SIEGEL: Well, now this spectacle of a matchup is actually happening. Floyd Mayweather Jr. and Conor McGregor will box Saturday night in Las Vegas and on Showtime pay-per-view. As sports columnist Adam Kilgore of The Washington Post has written, the racial difference between the two has been a selling point for this fight. Are there any other selling points?

Adam Kilgore, thanks for joining us today.

ADAM KILGORE: Thanks for having me.

SIEGEL: And first, tell us about the two fighters, starting with the 40-year-old Floyd Mayweather.

KILGORE: Floyd Mayweather is regarded as one of the greatest tactical fighters in boxing history. Outside of the ring he's known for controversy. He's twice been convicted of battery against women. And he has this sort of almost like pathological obsession with money. Is his nickname is Money. He has a lot of business interests outside of boxing, including a strip club in Las Vegas.
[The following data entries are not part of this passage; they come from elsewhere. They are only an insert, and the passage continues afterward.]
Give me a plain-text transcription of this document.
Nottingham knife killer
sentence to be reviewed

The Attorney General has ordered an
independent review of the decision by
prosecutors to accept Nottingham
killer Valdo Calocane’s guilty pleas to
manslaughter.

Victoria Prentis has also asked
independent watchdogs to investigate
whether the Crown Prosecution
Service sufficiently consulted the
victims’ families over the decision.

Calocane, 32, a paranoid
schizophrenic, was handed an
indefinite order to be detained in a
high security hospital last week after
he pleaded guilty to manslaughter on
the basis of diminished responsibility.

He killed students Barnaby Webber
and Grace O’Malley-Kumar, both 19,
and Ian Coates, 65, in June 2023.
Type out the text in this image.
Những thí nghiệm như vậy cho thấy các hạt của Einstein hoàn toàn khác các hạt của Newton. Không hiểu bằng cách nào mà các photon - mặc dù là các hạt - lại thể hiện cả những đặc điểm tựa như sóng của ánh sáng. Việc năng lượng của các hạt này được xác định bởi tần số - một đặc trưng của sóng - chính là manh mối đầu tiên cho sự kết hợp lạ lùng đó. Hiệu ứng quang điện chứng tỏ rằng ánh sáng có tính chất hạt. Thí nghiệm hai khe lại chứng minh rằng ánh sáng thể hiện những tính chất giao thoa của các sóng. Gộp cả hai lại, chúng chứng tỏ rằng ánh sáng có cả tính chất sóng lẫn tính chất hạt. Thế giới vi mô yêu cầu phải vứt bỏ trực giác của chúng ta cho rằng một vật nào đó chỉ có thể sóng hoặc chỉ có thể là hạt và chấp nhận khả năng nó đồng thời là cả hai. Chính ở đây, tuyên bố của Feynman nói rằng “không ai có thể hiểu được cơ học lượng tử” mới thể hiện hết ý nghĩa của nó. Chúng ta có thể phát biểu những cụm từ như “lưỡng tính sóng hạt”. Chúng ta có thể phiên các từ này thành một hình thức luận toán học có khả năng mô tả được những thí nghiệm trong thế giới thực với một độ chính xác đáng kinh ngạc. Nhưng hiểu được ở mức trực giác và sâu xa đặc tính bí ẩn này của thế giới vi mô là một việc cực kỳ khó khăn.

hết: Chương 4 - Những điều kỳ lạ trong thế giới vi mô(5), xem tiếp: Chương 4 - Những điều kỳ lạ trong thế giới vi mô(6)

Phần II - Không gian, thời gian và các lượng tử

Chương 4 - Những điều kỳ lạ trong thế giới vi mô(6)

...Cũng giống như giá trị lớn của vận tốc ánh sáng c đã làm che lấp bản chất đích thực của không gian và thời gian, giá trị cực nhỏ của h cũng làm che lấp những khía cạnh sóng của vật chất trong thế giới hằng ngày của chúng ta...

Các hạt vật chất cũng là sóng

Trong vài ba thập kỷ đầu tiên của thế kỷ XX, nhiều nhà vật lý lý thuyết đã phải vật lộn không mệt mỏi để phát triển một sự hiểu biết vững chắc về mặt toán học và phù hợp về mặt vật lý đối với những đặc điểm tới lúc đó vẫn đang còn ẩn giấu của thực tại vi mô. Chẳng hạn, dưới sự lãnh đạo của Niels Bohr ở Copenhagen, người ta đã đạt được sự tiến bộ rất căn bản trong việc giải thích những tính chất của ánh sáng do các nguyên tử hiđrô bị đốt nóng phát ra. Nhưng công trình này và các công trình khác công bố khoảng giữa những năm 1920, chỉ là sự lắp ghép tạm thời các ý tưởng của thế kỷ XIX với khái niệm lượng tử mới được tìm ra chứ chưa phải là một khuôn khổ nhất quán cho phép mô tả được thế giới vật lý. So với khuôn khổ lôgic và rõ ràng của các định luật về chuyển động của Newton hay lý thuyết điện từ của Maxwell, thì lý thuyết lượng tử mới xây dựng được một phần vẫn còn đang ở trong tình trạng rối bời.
So he's quite a, you know, only-in-boxing character.

SIEGEL: OK. And in the other corner 29-year-old Conor McGregor.

KILGORE: Conor McGregor comes from a poor part of Dublin, Ireland, called Crumlin. He's an incredible showman. He's got an incredible left hook that's taken him to the top of mixed martial arts in a promotion called UFC, Ultimate Fighting Championship. He trained as a boxer as a teenager. But, you know, as far as the highest level of the sport is concerned, he's never boxed before. And no one really knows if he can box.
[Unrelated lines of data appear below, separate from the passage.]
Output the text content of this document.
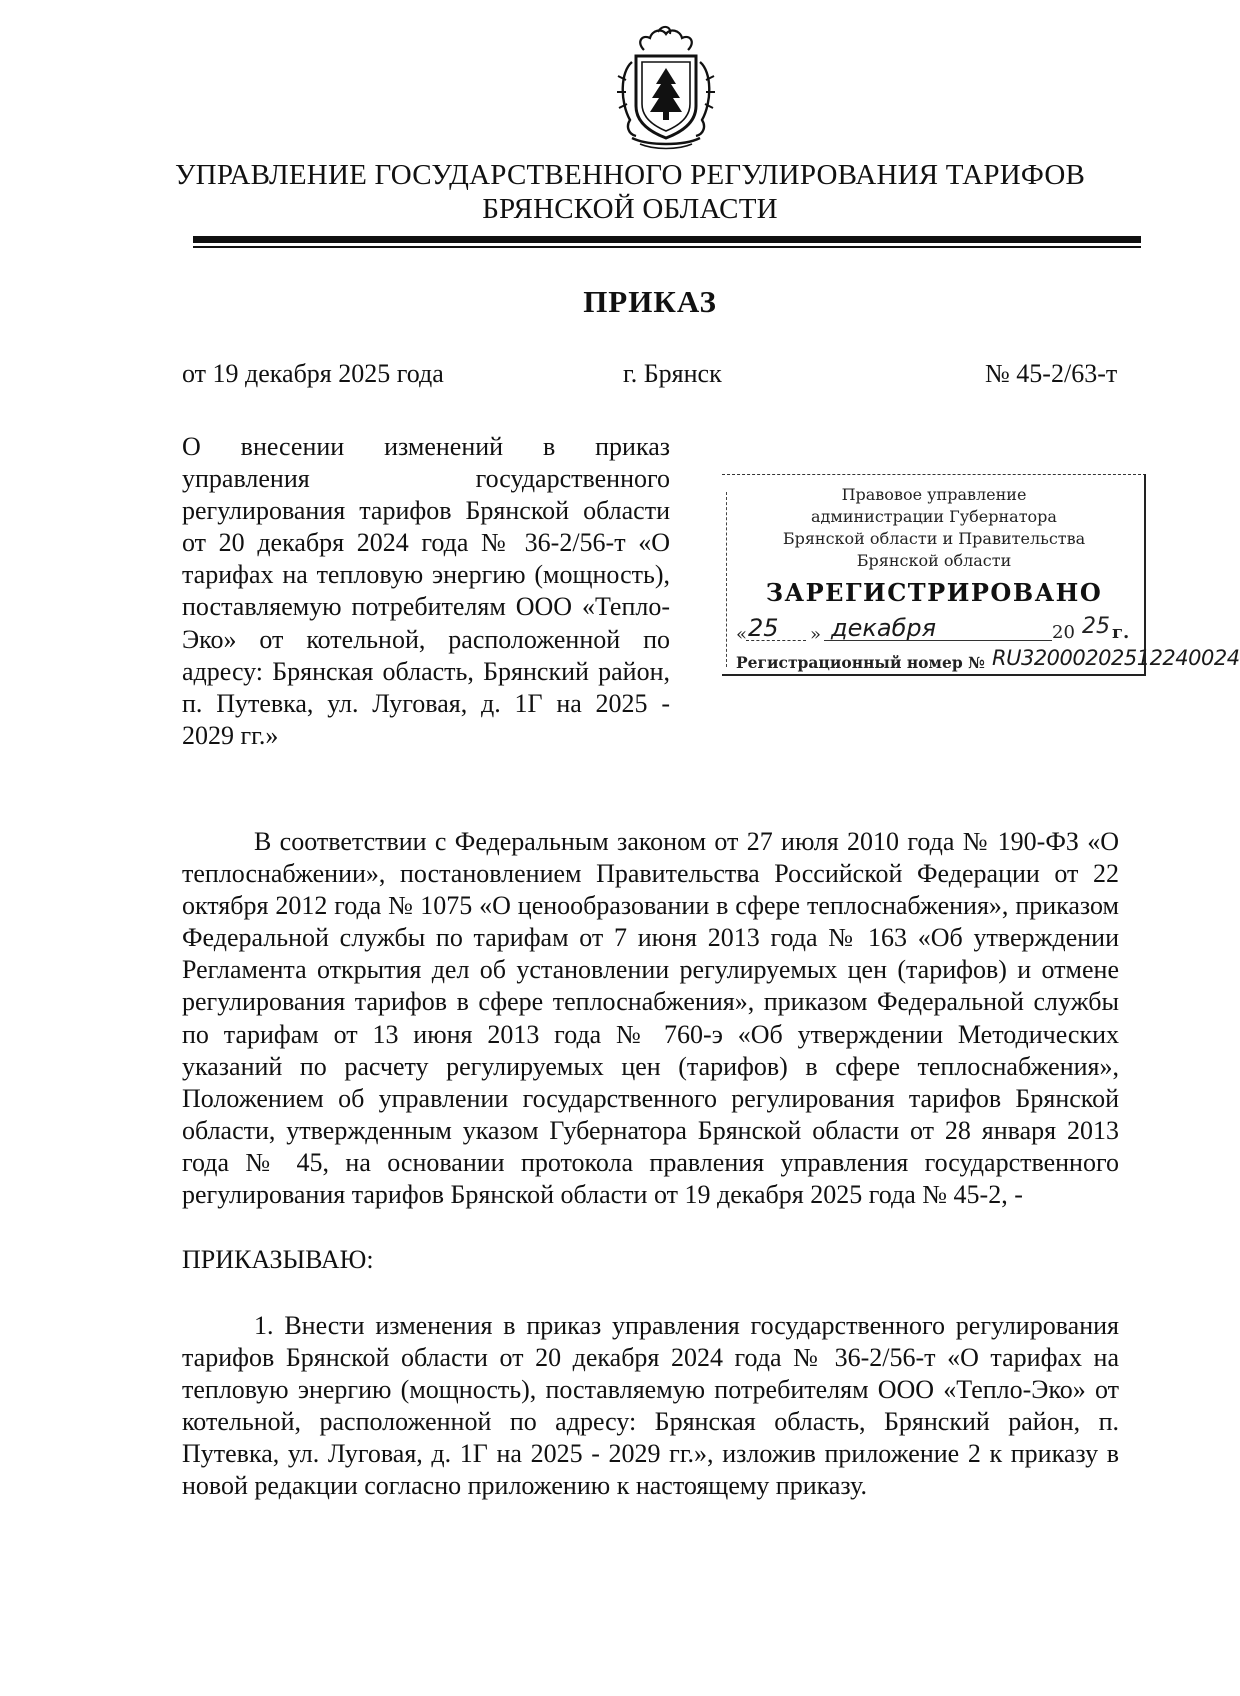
УПРАВЛЕНИЕ ГОСУДАРСТВЕННОГО РЕГУЛИРОВАНИЯ ТАРИФОВ
БРЯНСКОЙ ОБЛАСТИ
ПРИКАЗ
от 19 декабря 2025 года	г. Брянск	№ 45-2/63-т
О внесении изменений в приказ управления государственного регулирования тарифов Брянской области от 20 декабря 2024 года № 36-2/56-т «О тарифах на тепловую энергию (мощность), поставляемую потребителям ООО «Тепло-Эко» от котельной, расположенной по адресу: Брянская область, Брянский район, п. Путевка, ул. Луговая, д. 1Г на 2025 - 2029 гг.»
Правовое управление
администрации Губернатора
Брянской области и Правительства
Брянской области
ЗАРЕГИСТРИРОВАНО
« 25 » декабря	20 25 г.
Регистрационный номер № RU32000202512240024
В соответствии с Федеральным законом от 27 июля 2010 года № 190-ФЗ «О теплоснабжении», постановлением Правительства Российской Федерации от 22 октября 2012 года № 1075 «О ценообразовании в сфере теплоснабжения», приказом Федеральной службы по тарифам от 7 июня 2013 года № 163 «Об утверждении Регламента открытия дел об установлении регулируемых цен (тарифов) и отмене регулирования тарифов в сфере теплоснабжения», приказом Федеральной службы по тарифам от 13 июня 2013 года № 760-э «Об утверждении Методических указаний по расчету регулируемых цен (тарифов) в сфере теплоснабжения», Положением об управлении государственного регулирования тарифов Брянской области, утвержденным указом Губернатора Брянской области от 28 января 2013 года № 45, на основании протокола правления управления государственного регулирования тарифов Брянской области от 19 декабря 2025 года № 45-2, -
ПРИКАЗЫВАЮ:
1. Внести изменения в приказ управления государственного регулирования тарифов Брянской области от 20 декабря 2024 года № 36-2/56-т «О тарифах на тепловую энергию (мощность), поставляемую потребителям ООО «Тепло-Эко» от котельной, расположенной по адресу: Брянская область, Брянский район, п. Путевка, ул. Луговая, д. 1Г на 2025 - 2029 гг.», изложив приложение 2 к приказу в новой редакции согласно приложению к настоящему приказу.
SIEGEL: Now, McGregor, as a mixed martial artist, can kick, grab, trip, wrestle. In a boxing match, all he's allowed to do is punch above the belt. Does he have a prayer against Mayweather?

KILGORE: Conor McGregor has the proverbial almost definition of a puncher's chance. There is a school of thought that if he comes out and just throws haymakers and is very aggressive early on, he has a prayer to connect and maybe knock Mayweather down. The problem is Mayweather's been knocked down once in his entire career. And most boxing analysts - and I would agree with these folks - think that he's not going to get a clean shot if he gets a shot at all.

SIEGEL: Now, you've written about the race angle in this fight. As the famed fight promoter Don King once said, if it's a fight between a white boxer and a black boxer, you can play the race card tremendously and get an overwhelming return. Is that what's selling this fight?

KILGORE: I think that's part of what's selling the fight. I do think that novelty is the primary selling point. But certainly the fighters have not shied away from using race as a selling point. In one of the first tour stops, McGregor twice told Floyd Mayweather...

(SOUNDBITE OF ARCHIVED RECORDING)

MCGREGOR: Dance for me, boy. Dance for me, sir. Dance for me.

KILGORE: In a subsequent tour stop, after there had been, you know, a bit of an uproar about those comments, McGregor said that he could not be racist because he was half-black from the bellybutton down, implying exactly what you think he's implying there. Certainly boxing has a long tradition of promoting fights along racial lines, and both Mayweather and McGregor have sort of used that tactic.

SIEGEL: Adam Kilgore is a national sports columnist for The Washington Post. Thanks for talking with us.